What financing did Apollomics (APLM) announce in this Form 6-K?

Apollomics entered into a $2,000,000 unsecured Convertible Promissory Note with its Chairman and CEO. The 0% interest bridge financing is intended to provide working capital to support clinical development programs and general corporate operations while the company pursues longer-term funding options.

What are the key conversion terms of Apollomics’ $2.0 million note?

The $2.0 million principal will automatically convert into Apollomics equity after a future equity financing that raises at least $10.0 million. The conversion price will be set at a 20% discount to the lowest per-share price paid by investors in that qualifying financing round.

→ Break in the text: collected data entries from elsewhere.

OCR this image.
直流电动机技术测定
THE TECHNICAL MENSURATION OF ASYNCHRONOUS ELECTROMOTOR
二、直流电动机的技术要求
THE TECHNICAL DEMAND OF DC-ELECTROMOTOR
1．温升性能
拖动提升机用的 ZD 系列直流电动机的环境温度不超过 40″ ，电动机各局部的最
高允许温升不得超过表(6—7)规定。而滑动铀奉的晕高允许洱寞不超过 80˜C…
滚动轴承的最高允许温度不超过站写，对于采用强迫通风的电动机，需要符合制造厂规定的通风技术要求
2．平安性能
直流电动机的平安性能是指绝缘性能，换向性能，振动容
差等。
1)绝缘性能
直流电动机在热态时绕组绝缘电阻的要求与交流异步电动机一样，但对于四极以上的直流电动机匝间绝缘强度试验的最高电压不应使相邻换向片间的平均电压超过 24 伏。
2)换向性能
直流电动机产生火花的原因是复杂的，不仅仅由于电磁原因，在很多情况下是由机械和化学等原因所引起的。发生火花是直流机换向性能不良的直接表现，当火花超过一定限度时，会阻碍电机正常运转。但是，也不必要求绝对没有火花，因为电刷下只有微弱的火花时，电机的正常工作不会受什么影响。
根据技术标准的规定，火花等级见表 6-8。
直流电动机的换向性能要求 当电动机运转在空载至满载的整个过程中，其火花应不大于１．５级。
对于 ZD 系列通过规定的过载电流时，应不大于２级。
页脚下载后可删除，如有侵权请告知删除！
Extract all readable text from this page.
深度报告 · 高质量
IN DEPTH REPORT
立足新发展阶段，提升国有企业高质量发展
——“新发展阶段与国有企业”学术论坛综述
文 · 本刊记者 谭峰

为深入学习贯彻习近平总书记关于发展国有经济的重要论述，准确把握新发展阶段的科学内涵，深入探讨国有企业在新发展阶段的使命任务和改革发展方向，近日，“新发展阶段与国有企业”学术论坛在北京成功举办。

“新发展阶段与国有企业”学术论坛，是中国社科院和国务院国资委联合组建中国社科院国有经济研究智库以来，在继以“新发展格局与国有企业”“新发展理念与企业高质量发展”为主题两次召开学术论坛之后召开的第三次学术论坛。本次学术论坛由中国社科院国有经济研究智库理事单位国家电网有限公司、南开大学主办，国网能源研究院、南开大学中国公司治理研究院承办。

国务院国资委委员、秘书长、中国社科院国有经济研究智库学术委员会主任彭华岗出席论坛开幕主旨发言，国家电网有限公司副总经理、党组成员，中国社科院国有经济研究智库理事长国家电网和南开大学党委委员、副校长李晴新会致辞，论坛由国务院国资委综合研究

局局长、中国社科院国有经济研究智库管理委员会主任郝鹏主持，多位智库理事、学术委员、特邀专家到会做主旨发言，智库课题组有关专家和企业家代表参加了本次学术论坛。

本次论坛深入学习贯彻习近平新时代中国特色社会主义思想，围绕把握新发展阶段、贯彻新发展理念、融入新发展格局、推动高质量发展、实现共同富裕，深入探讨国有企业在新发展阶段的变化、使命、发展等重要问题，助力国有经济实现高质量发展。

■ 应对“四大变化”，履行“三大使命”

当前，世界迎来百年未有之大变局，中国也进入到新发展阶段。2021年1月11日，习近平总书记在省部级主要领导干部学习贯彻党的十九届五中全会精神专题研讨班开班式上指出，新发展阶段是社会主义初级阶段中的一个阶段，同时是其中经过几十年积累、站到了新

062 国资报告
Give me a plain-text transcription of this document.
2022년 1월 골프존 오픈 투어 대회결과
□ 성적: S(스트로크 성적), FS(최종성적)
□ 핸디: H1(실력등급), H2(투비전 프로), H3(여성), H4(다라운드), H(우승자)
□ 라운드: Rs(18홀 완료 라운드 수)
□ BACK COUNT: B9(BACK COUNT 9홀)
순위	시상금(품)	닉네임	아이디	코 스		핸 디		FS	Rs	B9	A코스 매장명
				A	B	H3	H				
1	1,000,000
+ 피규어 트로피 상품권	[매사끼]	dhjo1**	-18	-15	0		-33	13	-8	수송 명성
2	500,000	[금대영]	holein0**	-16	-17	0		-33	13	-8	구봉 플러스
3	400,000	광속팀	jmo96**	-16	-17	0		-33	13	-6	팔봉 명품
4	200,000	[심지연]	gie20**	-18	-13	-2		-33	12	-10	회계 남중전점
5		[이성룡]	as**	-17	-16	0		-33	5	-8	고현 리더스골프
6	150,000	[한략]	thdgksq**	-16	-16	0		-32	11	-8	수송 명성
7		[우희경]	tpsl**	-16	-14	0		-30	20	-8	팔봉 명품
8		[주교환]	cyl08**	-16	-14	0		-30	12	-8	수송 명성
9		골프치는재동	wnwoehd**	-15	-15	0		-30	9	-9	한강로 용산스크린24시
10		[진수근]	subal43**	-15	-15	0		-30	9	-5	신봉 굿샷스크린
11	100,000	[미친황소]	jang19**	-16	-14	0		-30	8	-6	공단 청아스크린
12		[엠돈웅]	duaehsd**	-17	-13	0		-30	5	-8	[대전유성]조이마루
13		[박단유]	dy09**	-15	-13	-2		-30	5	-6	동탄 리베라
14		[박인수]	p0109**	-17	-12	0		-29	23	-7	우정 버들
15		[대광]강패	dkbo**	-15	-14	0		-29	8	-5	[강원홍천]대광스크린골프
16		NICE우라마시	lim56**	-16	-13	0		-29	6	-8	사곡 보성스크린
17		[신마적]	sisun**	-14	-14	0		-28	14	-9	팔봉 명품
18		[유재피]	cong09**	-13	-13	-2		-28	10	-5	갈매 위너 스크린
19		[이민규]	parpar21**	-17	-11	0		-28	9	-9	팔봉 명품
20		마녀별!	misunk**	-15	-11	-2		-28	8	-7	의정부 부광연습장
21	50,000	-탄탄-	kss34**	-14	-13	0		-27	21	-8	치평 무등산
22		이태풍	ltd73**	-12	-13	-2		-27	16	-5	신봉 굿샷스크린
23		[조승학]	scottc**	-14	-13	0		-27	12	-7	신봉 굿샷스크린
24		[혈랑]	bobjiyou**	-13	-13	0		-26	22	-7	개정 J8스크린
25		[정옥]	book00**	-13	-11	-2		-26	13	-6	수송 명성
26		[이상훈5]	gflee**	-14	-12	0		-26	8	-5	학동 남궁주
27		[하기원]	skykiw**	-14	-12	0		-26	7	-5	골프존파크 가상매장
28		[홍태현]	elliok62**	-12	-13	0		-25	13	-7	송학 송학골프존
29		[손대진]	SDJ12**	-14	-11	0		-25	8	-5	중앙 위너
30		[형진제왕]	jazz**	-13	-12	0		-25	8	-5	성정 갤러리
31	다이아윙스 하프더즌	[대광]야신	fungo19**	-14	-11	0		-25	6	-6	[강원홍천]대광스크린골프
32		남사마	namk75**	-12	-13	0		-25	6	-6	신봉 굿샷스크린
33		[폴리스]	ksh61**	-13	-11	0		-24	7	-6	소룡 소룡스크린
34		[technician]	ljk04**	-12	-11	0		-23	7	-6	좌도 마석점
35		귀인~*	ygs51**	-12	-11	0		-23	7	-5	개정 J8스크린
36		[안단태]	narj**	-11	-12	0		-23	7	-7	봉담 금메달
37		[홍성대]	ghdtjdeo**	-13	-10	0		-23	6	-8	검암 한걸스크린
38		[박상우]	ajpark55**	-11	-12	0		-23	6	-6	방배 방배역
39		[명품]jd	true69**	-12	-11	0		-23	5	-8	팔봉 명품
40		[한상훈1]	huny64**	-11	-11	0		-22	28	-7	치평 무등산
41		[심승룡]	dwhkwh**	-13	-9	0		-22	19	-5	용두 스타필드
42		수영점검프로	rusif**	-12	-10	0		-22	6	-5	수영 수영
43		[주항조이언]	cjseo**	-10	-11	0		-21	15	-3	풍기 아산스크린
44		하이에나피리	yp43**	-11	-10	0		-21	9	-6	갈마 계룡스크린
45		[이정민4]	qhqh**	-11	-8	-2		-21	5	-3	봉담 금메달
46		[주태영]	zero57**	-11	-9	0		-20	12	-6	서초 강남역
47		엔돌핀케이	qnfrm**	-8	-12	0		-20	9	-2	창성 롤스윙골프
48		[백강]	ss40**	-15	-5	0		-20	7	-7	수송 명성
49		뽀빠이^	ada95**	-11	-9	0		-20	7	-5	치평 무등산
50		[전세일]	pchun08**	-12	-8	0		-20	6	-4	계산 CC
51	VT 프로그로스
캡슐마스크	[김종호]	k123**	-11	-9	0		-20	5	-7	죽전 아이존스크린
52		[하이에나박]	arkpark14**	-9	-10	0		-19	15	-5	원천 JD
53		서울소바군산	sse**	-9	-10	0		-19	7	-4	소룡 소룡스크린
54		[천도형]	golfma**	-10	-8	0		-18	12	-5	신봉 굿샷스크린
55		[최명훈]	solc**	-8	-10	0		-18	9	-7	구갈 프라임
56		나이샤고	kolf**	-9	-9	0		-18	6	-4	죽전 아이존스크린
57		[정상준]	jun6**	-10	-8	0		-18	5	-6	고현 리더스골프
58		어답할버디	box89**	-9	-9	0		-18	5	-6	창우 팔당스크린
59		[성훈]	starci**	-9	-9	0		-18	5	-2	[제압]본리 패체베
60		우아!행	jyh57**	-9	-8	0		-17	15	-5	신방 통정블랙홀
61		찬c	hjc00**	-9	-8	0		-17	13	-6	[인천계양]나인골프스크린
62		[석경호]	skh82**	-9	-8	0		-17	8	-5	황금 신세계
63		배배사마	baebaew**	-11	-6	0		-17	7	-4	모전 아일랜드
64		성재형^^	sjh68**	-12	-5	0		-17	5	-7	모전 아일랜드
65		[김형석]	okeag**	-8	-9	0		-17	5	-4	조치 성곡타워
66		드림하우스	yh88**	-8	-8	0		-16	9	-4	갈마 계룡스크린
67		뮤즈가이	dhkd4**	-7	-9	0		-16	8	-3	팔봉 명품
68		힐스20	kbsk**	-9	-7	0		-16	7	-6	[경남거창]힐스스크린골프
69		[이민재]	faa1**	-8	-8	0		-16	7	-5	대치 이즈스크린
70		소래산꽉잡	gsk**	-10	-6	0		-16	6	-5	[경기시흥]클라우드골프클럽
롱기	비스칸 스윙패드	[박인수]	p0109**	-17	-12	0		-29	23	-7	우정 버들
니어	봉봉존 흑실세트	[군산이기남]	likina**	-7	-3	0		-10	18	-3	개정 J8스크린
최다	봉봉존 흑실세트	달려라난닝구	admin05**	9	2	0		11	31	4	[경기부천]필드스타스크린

What happens if Apollomics does not complete a $10 million equity financing?

If no qualifying equity financing occurs before the 18‑month maturity date, the note’s holder, Hung-Wen Chen, may elect to convert into Class A ordinary shares. The conversion price would then be based on the average closing price over the ten trading days before the maturity date.

How will Apollomics use the $2.0 million in bridge financing proceeds?

Apollomics intends to use the $2.0 million in proceeds for working capital and general corporate purposes. The company specifically notes that the funds will support its ongoing clinical development operations as it advances oncology programs such as its lead candidate vebreltinib.

What governance steps did Apollomics take to approve the CEO’s note financing?

The terms of the convertible note were reviewed and recommended by Apollomics’ independent Audit Committee. The Board of Directors then approved the transaction, and Chairman and CEO Hung-Wen Chen, as the lender, abstained from the Board vote to mitigate conflicts of interest.